GOODREADS_ACCESS_KEY and GOODREADS_USER_ID is read in from settings.py (a template for that is
available). For now, it simply
spits out the list of books along with it's availability (like below). A good v1.0 would be to implement
some form of a notification system.
(oaklibapi) ~ [master ] $ python oaklibsearcher.py
Looking for title=The Sympathizer, ISBN=9780802123459
Book with title=The sympathizer : a novel is available
Looking for title=Enlightenment Now: The Case for Reason, Science, Humanism, and Progress, ISBN=9780525427575
Book with title=ENLIGHTENMENT NOW : THE CASE FOR REASON, SCIENCE, HUMANISM, AND PROGRESS is not available
Looking for title=The Better Angels of Our Nature: Why Violence Has Declined, ISBN=9780670022953
Book with title=The better angels of our nature : why violence has declined is available
Looking for title=A Deepness in the Sky (Zones of Thought, #2), ISBN=9780812536355
Book with title= is not available
Looking for title=The Wandering Earth: Classic Science Fiction Collection, ISBN=
No ISBN available.

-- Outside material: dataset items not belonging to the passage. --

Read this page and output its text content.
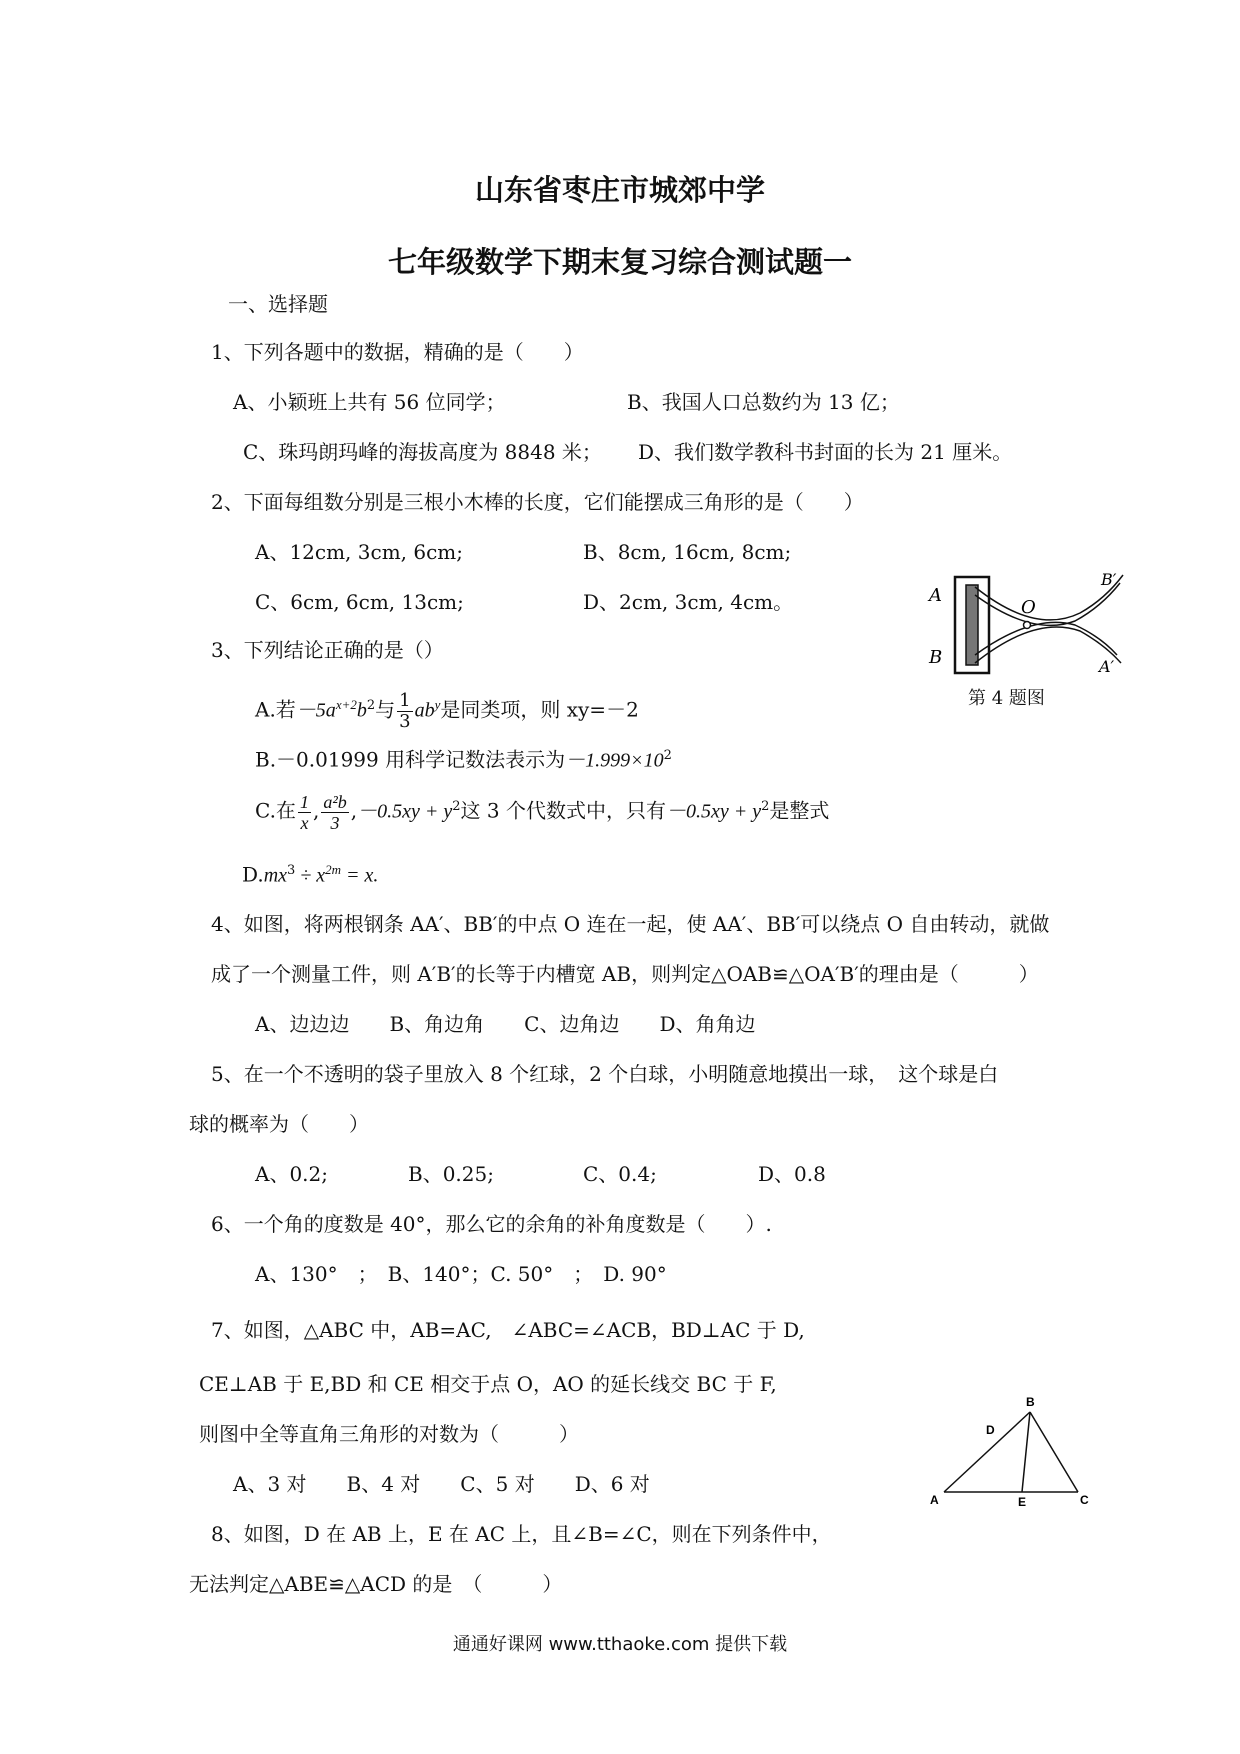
山东省枣庄市城郊中学
七年级数学下期末复习综合测试题一
一、选择题
1、下列各题中的数据，精确的是（　　）
A、小颖班上共有 56 位同学；	B、我国人口总数约为 13 亿；
C、珠玛朗玛峰的海拔高度为 8848 米； D、我们数学教科书封面的长为 21 厘米。
2、下面每组数分别是三根小木棒的长度，它们能摆成三角形的是（　　）
A、12cm, 3cm, 6cm;	B、8cm, 16cm, 8cm;
C、6cm, 6cm, 13cm;	D、2cm, 3cm, 4cm。	A
B
O
B′
A′
第 4 题图
3、下列结论正确的是（）
A.若$-5a^{x+2}b^2$与 $\frac{1}{3} ab^y$是同类项，则 xy=－2
B.－0.01999 用科学记数法表示为$-1.999\times 10^2$
C.在 $\frac{1}{x}$ , $\frac{\text{a²b}}{3} ,-0.5xy + y^2$这 3 个代数式中，只有$-0.5xy + y^2$是整式
$D.mx^3 \div x^{2m} = x$.
4、如图，将两根钢条 AA′、BB′的中点 O 连在一起，使 AA′、BB′可以绕点 O 自由转动，就做
成了一个测量工件，则 A′B′的长等于内槽宽 AB，则判定△OAB≌△OA′B′的理由是（　　　）
A、边边边　　B、角边角　　C、边角边　　D、角角边
5、在一个不透明的袋子里放入 8 个红球，2 个白球，小明随意地摸出一球，　这个球是白
球的概率为（　　）
A、0.2;	B、0.25;	C、0.4;	D、0.8
6、一个角的度数是 40°，那么它的余角的补角度数是（　　）.
A、130°　；　B、140°；C. 50°　；　D. 90°
7、如图，△ABC 中，AB=AC,　∠ABC=∠ACB，BD⊥AC 于 D,
CE⊥AB 于 E,BD 和 CE 相交于点 O，AO 的延长线交 BC 于 F,
则图中全等直角三角形的对数为（　　　）
A、3 对　　B、4 对　　C、5 对　　D、6 对
B
D
A	E	C
8、如图，D 在 AB 上，E 在 AC 上，且∠B=∠C，则在下列条件中，
无法判定△ABE≌△ACD 的是　（　　　）
通通好课网 www.tthaoke.com 提供下载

Skipping
Looking for title=Old Man's War (Old Man's War, #1), ISBN=9780765309402
Book with title=Old man's war is not available
Looking for title=Ultramarathon Man: Confessions of an All-Night Runner, ISBN=9781585422784
Book with title=Ultramarathon man : confessions of an all-night runner is available
Looking for title=The Power, ISBN=9780316547611
Book with title=The power : a novel is not available
Looking for title=We Are Legion (We Are Bob) (Bobiverse, #1), ISBN=
No ISBN available. Skipping
Looking for title=Split Second, ISBN=
No ISBN available. Skipping
Looking for title=Waking Gods (Themis Files, #2), ISBN=9781101886724
Book with title=Waking gods is available
Looking for title=And the Mountains Echoed, ISBN=9781594631764
Book with title=And the mountains echoed is available
Looking for title=The Hard Thing About Hard Things: Building a Business When There Are No Easy Answers, ISBN=9780062273208
Book with title=The hard thing about hard things : building a business when there are no easy answers is not available
Looking for title=Sing, Unburied, Sing, ISBN=9781501126062
Book with title=Sing, unburied, sing : a novel is not available
Looking for title=A Gentleman in Moscow, ISBN=9780670026197
Book with title=A gentleman in Moscow is not available
Looking for title=Evicted: Poverty and Profit in the American City, ISBN=9780553447439
Book with title=Evicted : poverty and profit in the American city is available
Looking for title=Grant, ISBN=9781594204876
Book with title=Grant is not available
Looking for title=Why We Sleep: Unlocking the Power of Sleep and Dreams, ISBN=9781501144318
Book with title=Why we sleep : unlocking the power of sleep and dreams is not available
That's about all there is to it, for now. There are quiet a few improvements that can be made to it and I'll be working on
a few of them over the coming weeks; I'll post a follow up as and when I learn some new things.